Using the light that streams endlessly in from the hall, she writes feverishly without stopping, grasping each thought as it rises to the surface, released and thrown about in a violent imaginative storm after months of calm, hypnotic waves. The words burst out of their banks and spread in obedient rows across the parched paper earth; the accumulating pages cascade gracefully off the edge of the bed and blanket the floor.
Here, behind these walls, in her room within walls, within more walls. In this room where she spends hours alone, a never changing space that offers little more than silence and solitude, she has laid down the beating of hearts and the air filled lungs of life. She has laid bare the dark harshness of humanity and the hopes of a generation that many perceive as already lost.
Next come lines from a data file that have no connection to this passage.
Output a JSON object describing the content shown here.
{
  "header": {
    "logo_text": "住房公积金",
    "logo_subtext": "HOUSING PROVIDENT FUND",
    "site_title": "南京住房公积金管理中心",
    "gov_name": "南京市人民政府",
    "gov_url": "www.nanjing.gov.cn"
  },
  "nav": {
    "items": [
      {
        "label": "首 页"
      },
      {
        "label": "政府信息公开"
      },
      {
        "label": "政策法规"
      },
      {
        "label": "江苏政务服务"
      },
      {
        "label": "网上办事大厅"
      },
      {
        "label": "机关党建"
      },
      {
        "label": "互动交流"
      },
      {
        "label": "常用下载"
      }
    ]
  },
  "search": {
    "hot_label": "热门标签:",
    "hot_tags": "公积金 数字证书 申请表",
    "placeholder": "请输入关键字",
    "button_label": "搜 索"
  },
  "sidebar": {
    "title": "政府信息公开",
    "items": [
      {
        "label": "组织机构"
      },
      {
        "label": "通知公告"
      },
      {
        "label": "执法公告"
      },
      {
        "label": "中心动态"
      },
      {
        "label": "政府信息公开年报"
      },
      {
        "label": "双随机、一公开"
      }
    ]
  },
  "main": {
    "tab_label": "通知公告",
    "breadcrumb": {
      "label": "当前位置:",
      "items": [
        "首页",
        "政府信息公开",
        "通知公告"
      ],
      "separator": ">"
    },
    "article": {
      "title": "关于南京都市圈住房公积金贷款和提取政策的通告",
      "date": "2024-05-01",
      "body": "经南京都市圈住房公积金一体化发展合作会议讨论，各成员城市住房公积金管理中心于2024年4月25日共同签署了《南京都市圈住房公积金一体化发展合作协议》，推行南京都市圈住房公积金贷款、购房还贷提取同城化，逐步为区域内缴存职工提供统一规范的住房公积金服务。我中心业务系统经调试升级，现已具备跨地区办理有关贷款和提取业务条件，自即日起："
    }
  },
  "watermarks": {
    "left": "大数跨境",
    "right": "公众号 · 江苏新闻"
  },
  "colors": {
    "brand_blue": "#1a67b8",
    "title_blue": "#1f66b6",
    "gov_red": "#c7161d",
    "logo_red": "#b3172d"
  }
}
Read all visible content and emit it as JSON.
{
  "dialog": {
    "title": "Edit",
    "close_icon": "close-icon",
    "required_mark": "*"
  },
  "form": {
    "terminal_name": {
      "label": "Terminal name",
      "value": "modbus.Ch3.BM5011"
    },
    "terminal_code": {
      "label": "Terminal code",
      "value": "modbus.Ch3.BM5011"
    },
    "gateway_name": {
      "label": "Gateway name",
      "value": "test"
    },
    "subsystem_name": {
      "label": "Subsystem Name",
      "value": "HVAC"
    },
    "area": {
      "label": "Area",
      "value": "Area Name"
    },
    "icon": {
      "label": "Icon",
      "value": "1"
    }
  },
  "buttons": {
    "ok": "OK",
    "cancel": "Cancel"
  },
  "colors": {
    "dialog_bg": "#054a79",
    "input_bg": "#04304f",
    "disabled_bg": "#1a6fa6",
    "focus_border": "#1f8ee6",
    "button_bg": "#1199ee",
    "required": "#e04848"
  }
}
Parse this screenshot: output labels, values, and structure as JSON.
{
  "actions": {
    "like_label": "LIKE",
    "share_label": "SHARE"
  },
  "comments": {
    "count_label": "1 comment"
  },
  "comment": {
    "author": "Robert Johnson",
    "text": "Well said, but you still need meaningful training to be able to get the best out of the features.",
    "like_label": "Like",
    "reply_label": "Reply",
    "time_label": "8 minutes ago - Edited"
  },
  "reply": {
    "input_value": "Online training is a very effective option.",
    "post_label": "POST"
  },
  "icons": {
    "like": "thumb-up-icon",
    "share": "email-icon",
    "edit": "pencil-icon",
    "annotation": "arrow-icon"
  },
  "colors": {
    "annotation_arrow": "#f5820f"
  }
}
To some she is a prisoner, kept here against her will. The girl knows better. In her fantasy escapes she travels to distant lands breathed into creation and bound in volumes stacked at her bedside; she creates worlds of words that fly off the pages, crawl through the bars and drift away into the night sky. Here, in her own room, in the pleasant company of her eight-legged arachnid companion, she holds pen in hand and knows that she is so much more.
Gathering the scattered papers she arranges them in order and places them in a neat stack on the table. Concealing her pen tidily away she bids goodnight to the spider that has consumed her ghastly meal and moves about daintily tidying her woven threads. The girl settles under blankets course and plain as clouds float swiftly past her window and out of view. Closing her eyes she drifts away.